Heroes Star Leonard Roberts Alleges Toxic Environment Led to His Firing
Thirteen years after an unceremonious exit from the NBC drama Heroes, actor Leonard Roberts explained in a first-person essay published by Variety on Wednesday that the set’s toxic environment culminated in his firing.
“Were the people I worked with racists? Even now, my instinct is to hedge, and say that I met many great people while on Heroes, some of whom I still call friends,” Roberts wrote. “Or to admit I can’t speak to what was in the hearts of the powers that be, especially when I was rarely afforded the opportunity to look them in the eye. But do those facts, however true, negate my belief that I worked in an environment in which whiteness was the default and ideal? Or that it was clear my sole purpose was to preserve that ideal, on or off camera, despite how it compromised me as an artist, a professional and a man? They do not.”
In his piece, Roberts specifically called out his co-star Ali Larter for a series of microaggressions. In one instance, he recalled, Larter blanched at having to perform an intimate scene with Roberts, but seemed to have no misgivings about filming a similar scene with their costar Adrian Pasdar, who is white.

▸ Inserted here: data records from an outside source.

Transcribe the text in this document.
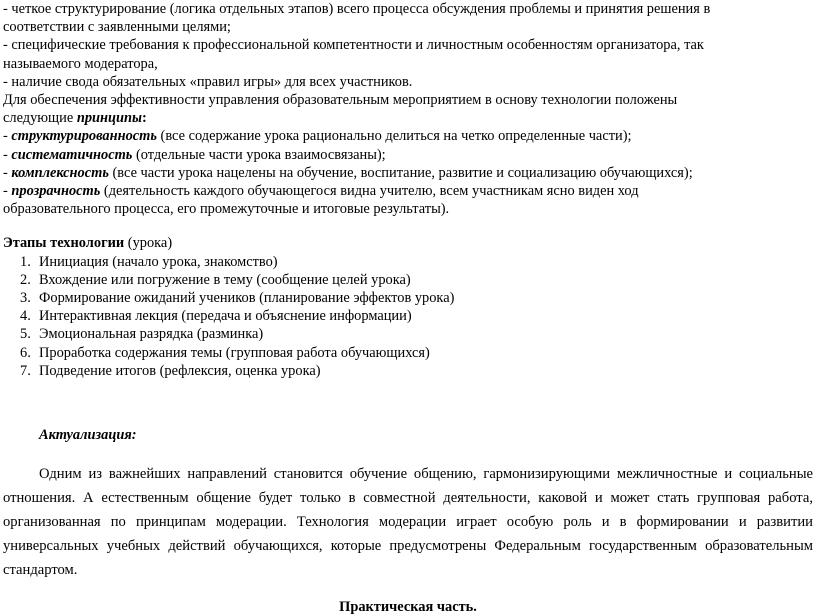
- четкое структурирование (логика отдельных этапов) всего процесса обсуждения проблемы и принятия решения в
соответствии с заявленными целями;
- специфические требования к профессиональной компетентности и личностным особенностям организатора, так
называемого модератора,
- наличие свода обязательных «правил игры» для всех участников.
Для обеспечения эффективности управления образовательным мероприятием в основу технологии положены
следующие принципы:
- структурированность (все содержание урока рационально делиться на четко определенные части);
- систематичность (отдельные части урока взаимосвязаны);
- комплексность (все части урока нацелены на обучение, воспитание, развитие и социализацию обучающихся);
- прозрачность (деятельность каждого обучающегося видна учителю, всем участникам ясно виден ход
образовательного процесса, его промежуточные и итоговые результаты).
Этапы технологии (урока)
1. Инициация (начало урока, знакомство)
2. Вхождение или погружение в тему (сообщение целей урока)
3. Формирование ожиданий учеников (планирование эффектов урока)
4. Интерактивная лекция (передача и объяснение информации)
5. Эмоциональная разрядка (разминка)
6. Проработка содержания темы (групповая работа обучающихся)
7. Подведение итогов (рефлексия, оценка урока)
Актуализация:
Одним из важнейших направлений становится обучение общению, гармонизирующими межличностные и социальные отношения. А естественным общение будет только в совместной деятельности, каковой и может стать групповая работа, организованная по принципам модерации. Технология модерации играет особую роль и в формировании и развитии универсальных учебных действий обучающихся, которые предусмотрены Федеральным государственным образовательным стандартом.
Практическая часть.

“After watching the episode, I asked Pasdar if there had been any concerns similar to what I witnessed during my episode,” Roberts wrote. “He replied to the contrary, and mentioned her openness to collaboration and even improvisation. I pondered why my co-star had exuberantly played a different scene with the Petrelli character involving overt sexuality while wearing lingerie, but found aspects of one involving love and intimacy expressed through dialogue with my character, her husband, disrespectful to her core. I couldn’t help wondering whether race was a factor.”
According to Variety, Larter was given ample time to reply to Roberts’s piece. Larter, however, did not respond to the trade publication on the record. Instead, she released a statement to the Variety sister site, TVLine.
“I am deeply saddened to hear about Leonard Roberts’ experience on Heroes and I am heartbroken reading his perception of our relationship, which absolutely doesn’t match my memory nor experience on the show,” she said to TVLine. “I respect Leonard as an artist and I applaud him or anyone using their voice and platform. I am truly sorry for any role I may have played in his painful experience during that time and I wish him and his family the very best.”
In his piece, Roberts wrote that while his character was initially supposed to factor in the hit show’s second season, he was later told by showrunner Tim Kring that his character was being written off because of “the Ali Larter situation.”
“Kring said he felt my character had been painted into a corner, due to the fact that ‘we’ didn’t have ‘chemistry,’ and that any attempt to create a new storyline for D.L. [Roberts’s character] just felt like ‘the tail wagging the dog,’” Roberts wrote. “I replied that I found it interesting he had created a world where people flew, painted the future, bent time and space, read minds, erased minds and were indestructible, yet somehow the potential story solution of my character getting divorced left him utterly confounded. I also questioned how a ‘we’ issue could be cited as justification for the firing of ‘me.’”
As Roberts noted, despite a cast that included people of color, including three Black actors, there were no Black writers on the show’s staff.
Said Kring in a statement to Variety: “In 2006, I set out to cast the most diverse show on television. Diversity, interconnectivity and inclusivity were groundbreaking hallmarks of Heroes. So too was the huge, diverse cast that continually rotated off and onto the show, with none ever being written off based on their race. Looking back now, 14 years later, given the very different lens that I view the world through today, I acknowledge that a lack of diversity at the upper levels of the staff may have contributed to Leonard experiencing the lack of sensitivity that he describes. I have been committed to improving upon this issue with every project I pursue. I remember Leonard fondly and wish him well.”